Śmierć tysięcy ryb w Odrze, wyciek metanu na dnie Bałtyku, coraz wyższe globalne temperatury... Rok 2022 był już tradycyjnie trudny dla naszej planety, jednocześnie jednak pełen bardziej lub mniej doniosłych wydarzeń dających ostrożną dawkę nadziei na przyszłość. Oto nasze subiektywne podsumowanie rzeczy ważnych, przełomowych lub po prostu frapujących, które miały miejsce w minionych 12 miesiącach.

Zatrucie Odry

Pierwsze martwe ryby zaobserwowano w Odrze pod koniec lipca. Były ich tysiące. Na Dolnym Śląsku, w Lubuskiem, na Pomorzu Zachodnim. W krótkim czasie pomór osiągnął rozmiary katastrofy ekologicznej na wielką skalę. Początkowo przypuszczano, że do zatrucia doszło na skutek nielegalnego zrzutu toksycznych ścieków poprzemysłowych do rzeki. Rząd wyznaczył nawet nagrodę za wskazanie sprawcy. Szybko jednak okazało się, że przyczyna jest dużo bardziej złożona. Bezpośrednio za śmierć ryb najprawdopodobniej odpowiadają toksyny wydzielane przez tzw. złote algi. Nie uzasadnia to bynajmniej tezy o naturalnym charakterze katastrofy. Przyczyną zakwitu i gromadzenia się śmiercionośnych glonów było bowiem znaczne zasolenie Odry związane z działalnością przemysłową, a także wybetonowanie wielu odcinków jej nabrzeża. Pośrednio więc nieszczęście zostało sprokurowane przez działalność człowieka – orzekli naukowcy. Co więcej, wiadomo już w związku z tym, że sytuacja z lipca 2022 r. może się powtórzyć w przyszłości.

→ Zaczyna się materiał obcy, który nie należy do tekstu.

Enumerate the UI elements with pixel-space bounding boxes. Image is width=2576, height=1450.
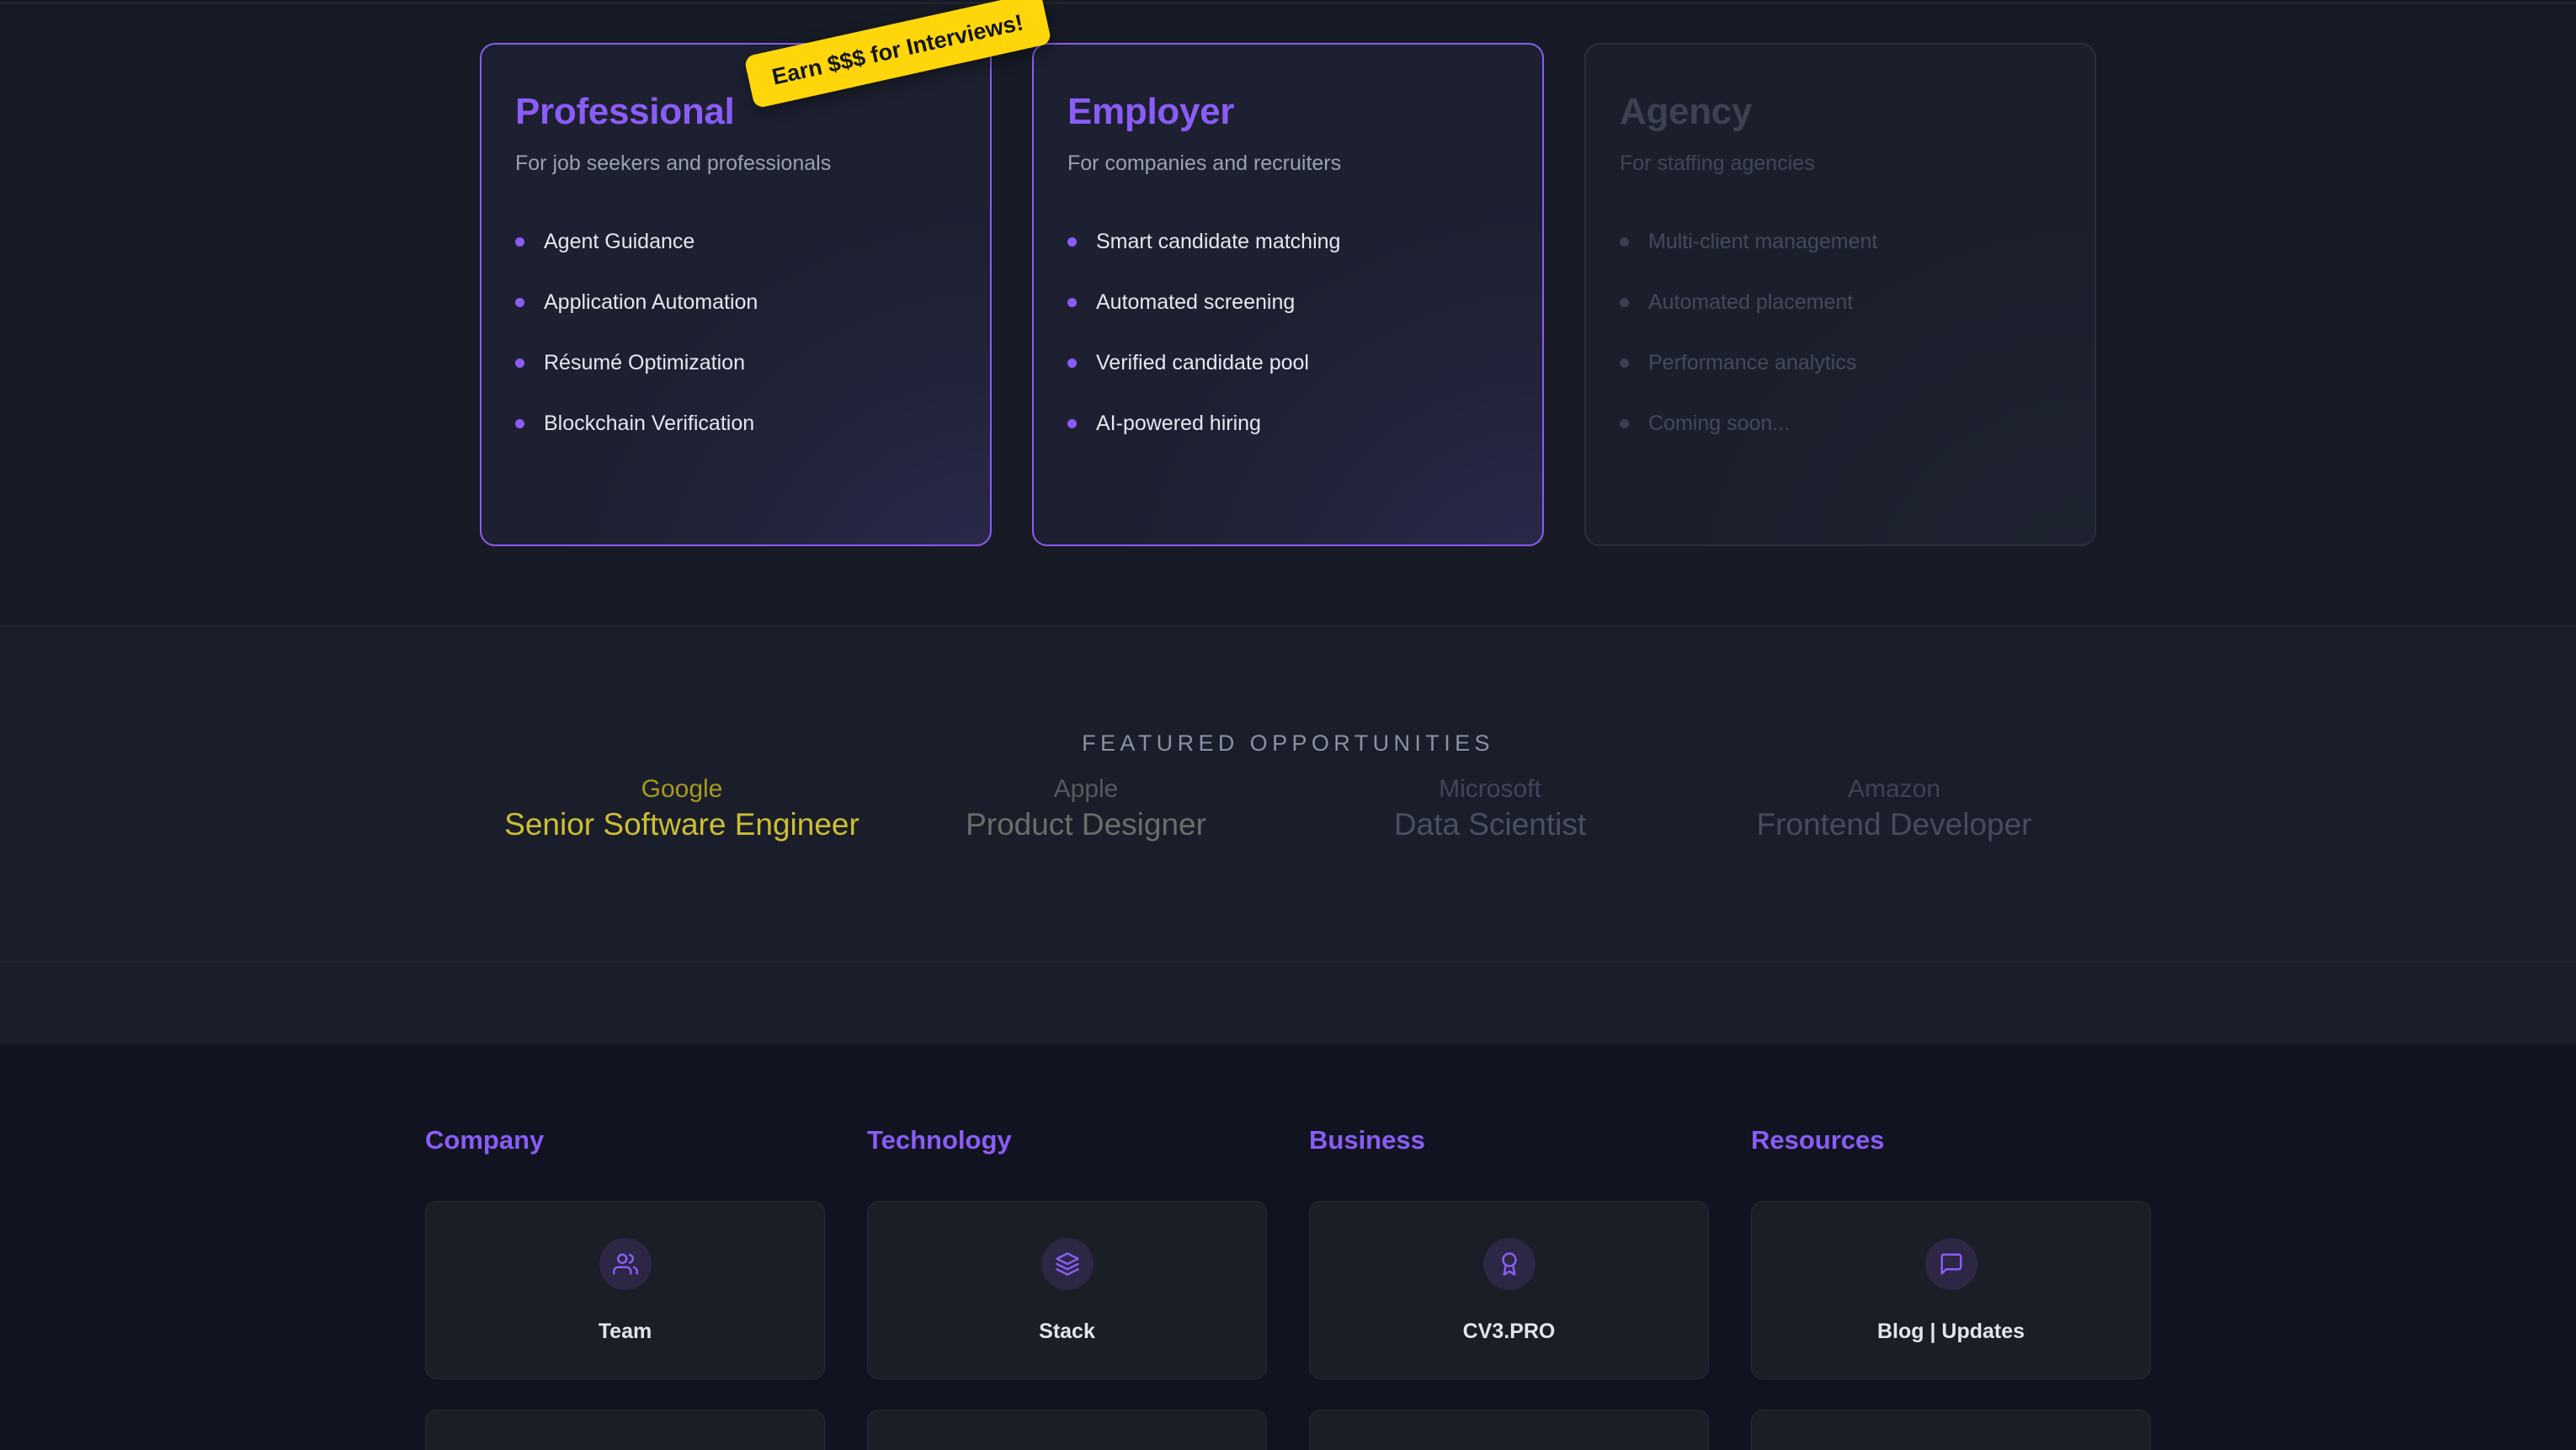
persona-feature-label: Multi-client management	[1648, 229, 1878, 253]
persona-feature-item: Smart candidate matching	[1067, 211, 1509, 272]
persona-feature-list: Smart candidate matching Automated scree…	[1067, 211, 1509, 454]
bullet-dot-icon	[1067, 418, 1077, 428]
persona-feature-label: AI-powered hiring	[1096, 411, 1261, 435]
opportunity-company: Amazon	[1847, 775, 1941, 803]
persona-feature-label: Application Automation	[544, 289, 758, 314]
footer-card-team[interactable]: Team	[425, 1201, 825, 1379]
persona-feature-list: Agent Guidance Application Automation Ré…	[515, 211, 956, 454]
persona-feature-label: Agent Guidance	[544, 229, 695, 253]
opportunity-item[interactable]: Apple Product Designer	[884, 774, 1288, 843]
persona-card-professional[interactable]: Professional For job seekers and profess…	[480, 43, 992, 546]
footer-card-secondary[interactable]	[425, 1410, 825, 1450]
persona-feature-label: Automated placement	[1648, 289, 1854, 314]
opportunity-item[interactable]: Microsoft Data Scientist	[1288, 774, 1692, 843]
persona-card-employer[interactable]: Employer For companies and recruiters Sm…	[1032, 43, 1544, 546]
bullet-dot-icon	[1067, 236, 1077, 247]
footer-card-secondary[interactable]	[1751, 1410, 2151, 1450]
footer-column-title: Resources	[1751, 1125, 1885, 1155]
bullet-dot-icon	[515, 418, 524, 428]
persona-cards-section: Professional For job seekers and profess…	[0, 0, 2576, 624]
footer-column-resources: Resources Blog | Updates	[1751, 1127, 2151, 1450]
persona-cards-row: Professional For job seekers and profess…	[480, 43, 2096, 546]
persona-feature-item: Performance analytics	[1620, 332, 2061, 393]
persona-feature-item: Multi-client management	[1620, 211, 2061, 272]
footer-card-secondary[interactable]	[867, 1410, 1267, 1450]
opportunity-item[interactable]: Google Senior Software Engineer	[480, 774, 884, 843]
persona-feature-label: Smart candidate matching	[1096, 229, 1341, 253]
persona-feature-label: Performance analytics	[1648, 350, 1857, 374]
footer-card-cv3pro[interactable]: CV3.PRO	[1309, 1201, 1709, 1379]
bullet-dot-icon	[1620, 418, 1629, 428]
persona-feature-item: Résumé Optimization	[515, 332, 956, 393]
footer-column-technology: Technology Stack	[867, 1127, 1267, 1450]
section-spacer	[0, 963, 2576, 1044]
featured-opportunities-ticker: Google Senior Software Engineer Apple Pr…	[480, 774, 2096, 843]
footer-card-stack[interactable]: Stack	[867, 1201, 1267, 1379]
users-icon	[599, 1238, 652, 1290]
persona-title: Agency	[1620, 91, 1753, 132]
opportunity-company: Apple	[1053, 775, 1119, 803]
footer-card-label: Team	[598, 1320, 652, 1343]
site-footer: Company Team Technology	[0, 1044, 2576, 1450]
persona-feature-list: Multi-client management Automated placem…	[1620, 211, 2061, 454]
footer-columns: Company Team Technology	[425, 1127, 2151, 1450]
message-square-icon	[1924, 1238, 1977, 1290]
persona-feature-label: Résumé Optimization	[544, 350, 745, 374]
opportunity-company: Microsoft	[1439, 775, 1541, 803]
persona-title: Employer	[1067, 91, 1235, 132]
persona-feature-label: Blockchain Verification	[544, 411, 755, 435]
footer-column-business: Business CV3.PRO	[1309, 1127, 1709, 1450]
persona-feature-label: Automated screening	[1096, 289, 1296, 314]
footer-column-title: Technology	[867, 1125, 1012, 1155]
persona-feature-label: Coming soon...	[1648, 411, 1791, 435]
persona-subtitle: For staffing agencies	[1620, 151, 1815, 175]
footer-card-blog-updates[interactable]: Blog | Updates	[1751, 1201, 2151, 1379]
award-icon	[1482, 1238, 1535, 1290]
persona-card-agency: Agency For staffing agencies Multi-clien…	[1584, 43, 2096, 546]
opportunity-role: Senior Software Engineer	[504, 806, 860, 842]
bullet-dot-icon	[1620, 236, 1629, 247]
footer-column-title: Business	[1309, 1125, 1425, 1155]
featured-opportunities-section	[0, 625, 2576, 962]
opportunity-role: Product Designer	[966, 806, 1206, 842]
persona-feature-item: Automated screening	[1067, 272, 1509, 332]
bullet-dot-icon	[515, 297, 524, 307]
bullet-dot-icon	[1620, 358, 1629, 368]
persona-feature-item: Coming soon...	[1620, 393, 2061, 454]
layers-icon	[1041, 1238, 1094, 1290]
footer-column-company: Company Team	[425, 1127, 825, 1450]
footer-column-title: Company	[425, 1125, 545, 1155]
footer-card-label: Blog | Updates	[1876, 1320, 2025, 1343]
bullet-dot-icon	[1620, 297, 1629, 307]
persona-feature-item: Verified candidate pool	[1067, 332, 1509, 393]
opportunity-role: Data Scientist	[1393, 806, 1587, 842]
bullet-dot-icon	[515, 236, 524, 247]
persona-subtitle: For job seekers and professionals	[515, 151, 832, 175]
bullet-dot-icon	[515, 358, 524, 368]
persona-subtitle: For companies and recruiters	[1067, 151, 1342, 175]
bullet-dot-icon	[1067, 358, 1077, 368]
persona-feature-item: Blockchain Verification	[515, 393, 956, 454]
footer-card-secondary[interactable]	[1309, 1410, 1709, 1450]
opportunity-role: Frontend Developer	[1756, 806, 2032, 842]
persona-feature-item: AI-powered hiring	[1067, 393, 1509, 454]
persona-feature-item: Application Automation	[515, 272, 956, 332]
persona-title: Professional	[515, 91, 735, 132]
persona-feature-label: Verified candidate pool	[1096, 350, 1309, 374]
opportunity-company: Google	[641, 775, 723, 803]
footer-card-label: Stack	[1039, 1320, 1095, 1343]
opportunity-item[interactable]: Amazon Frontend Developer	[1692, 774, 2096, 843]
featured-opportunities-heading: FEATURED OPPORTUNITIES	[1082, 730, 1494, 756]
persona-feature-item: Automated placement	[1620, 272, 2061, 332]
bullet-dot-icon	[1067, 297, 1077, 307]
footer-card-label: CV3.PRO	[1462, 1320, 1556, 1343]
persona-feature-item: Agent Guidance	[515, 211, 956, 272]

Uszkodzenie gazociągu Nord Stream

Nie jest jeszcze pewne, czy do wybuchów na dnie Bałtyku doszło samoistnie, czy też były to akty terroru związane z rozszerzeniem wojny rozpoczętej przez Rosję o nowy, zupełnie nieoczywisty front. Tak czy inaczej eksplozje uszkodziły rurociągi i doprowadziły do silnego wycieku metanu, gazu oddziałującego na klimat w znacznie większym zakresie niż dwutlenek węgla. Stacje badawcze szybko zaobserwowały wzrost jego stężenia, a specjaliści z miejsca orzekli, iż należy się spodziewać natychmiastowego efektu ocieplenia powietrza oraz pogorszenia jego jakości. Po kilku dniach sytuacja ustabilizowała się, a skutki incydentu globalnie nie okazały się aż tak znaczące. Niemniej w świadomości Europejczyków zakiełkowało poczucie zupełnie nowego zagrożenia związanego z realną perspektywą tego typu aktów terroryzmu energetyczno-ekologicznego.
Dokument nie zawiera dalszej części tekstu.